Коммунисты - Луи Арагон
— Франсуа, послушай, ну разве можно… Диего…
Диего кисло усмехнулся. Ну, как не уйти после этого? Он угостил папиросой Жан-Блэза, извинился перед господином Лебеком, что нехватило на его долю. В то же время он смотрел на скульптора и думал, что неспроста Луиза так настойчиво добивается знакомства с ним… такой атлет… а что если Луизе вздумалось… тут надо держать ухо востро!
Само собой, когда Диего ушел, Жан-Блэз намылил Лебеку голову. Ты в своем уме? Кто тебе позволил выставлять за дверь моих гостей? И все в том же роде. А потом он дал себе волю: посмотрел бы ты, что пишет этот Диего, срамота, настоящая срамота! И туда же, рассуждает о скульптуре! Смазливый мальчишка и только! Он, Жан-Блэз, питает к нему слабость, а тот пользуется. Видишь ли, мальчик он не вредный, даже услужливый. В прошлом году в Антибах…
— Я пришел к тебе за делом…
— Да, верно. Ну, выкладывай!
Франсуа начал издалека. Политическая ситуация. Исторические предпосылки войны, Мюнхен…
— Ну, чего ты канитель разводишь? — прервал его Жан-Блэз. — Скажи прямо, тебе деньги нужны?
Франсуа покраснел и сразу же объяснил, зачем пришел. Согласен Жан-Блэз оказать услугу партии или нет? Да, ротатор. А он, Лебек, будет иногда приходить и печатать листовку.

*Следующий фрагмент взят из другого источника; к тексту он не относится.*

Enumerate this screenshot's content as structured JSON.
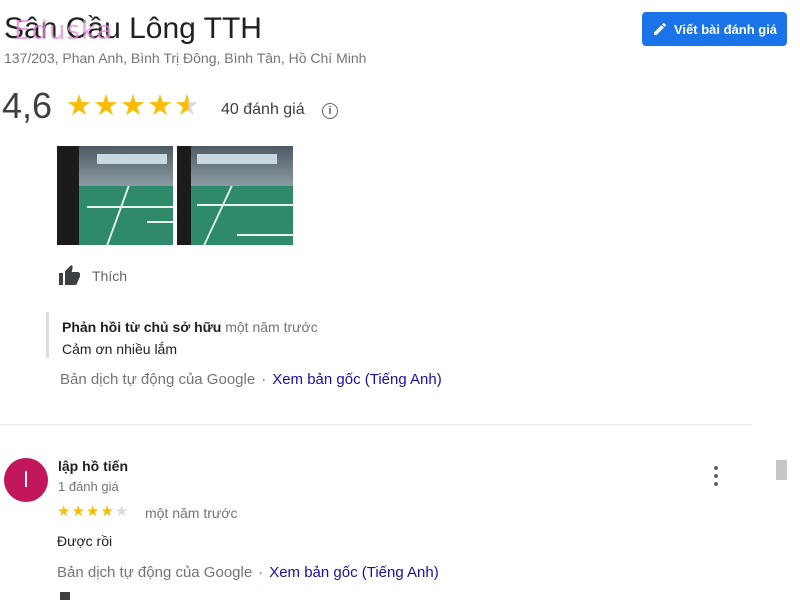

Скульптор сел на широкий низкий стул и стиснул колено своими сильными пальцами. Он смотрел на друга, как смотрел на него бывало в лицее: вытянул свои очень красные губы, как будто собирался засвистеть, прищурил золотистыe глаза, чуть поблескивавшие сквозь черные ресницы. Потом выпятил могучую грудь, расправил широченные плечи, втянул живот… С его босой ноги свалилась туфля. Он покосился на свои голые пальцы, поджал их.
— Ты спрашиваешь, голубчик, хочу ли я оказать услугу твоей партии? Видишь ли, я не коммунист… я и в том, что хорошо знаю, с трудом разбираюсь… Молчи. Дай мне договорить… Я не имею ни малейшего представления, права твоя партия или нет, понимаешь? Ни малейшего! Однако…
Он нагнулся, поднял свалившуюся туфлю, но вместо того чтобы надеть ее на ногу, поднес к глазам и стал внимательно разглядывать. Франсуа молчал из-за этого «однако». Он знал, что с Жан-Блэзом лучше не спорить, результат получался всегда обратный. А потом это «од-на-ко» с расстановкой в конце фразы столько ему всего напомнило… Когда Жан-Блэз бросил лицей из-за Гогена… и когда он сам, Франсуа Лебек, отказался от мечты об институте, потому что там надо было учиться три года, а ему не на что было жить эти три года…
— Вот именно потому, что я в этом ни черта не понимаю, голубчик, именно потому я и не могу тебе отказать… какое я имею право умывать руки? У меня для этого нет никаких оснований. Если есть хоть малейшая вероятность, малейшая, что вы правы, так ведь я же буду последним негодяем, если умою руки! Последним негодяем!
Лебек был растроган до слез. Вот он — старый друг, Жан-Блэз! Поразительный человек! Уж, конечно, он прав в своих рассуждениях о складках… такой молодец! Он сказал ему: — Ты молодец! Я всегда говорил, что ты молодец!
— Интересно, — заметил Жан-Блэз, — кого это тебе вздумалось убеждать, что я молодец? Мартину?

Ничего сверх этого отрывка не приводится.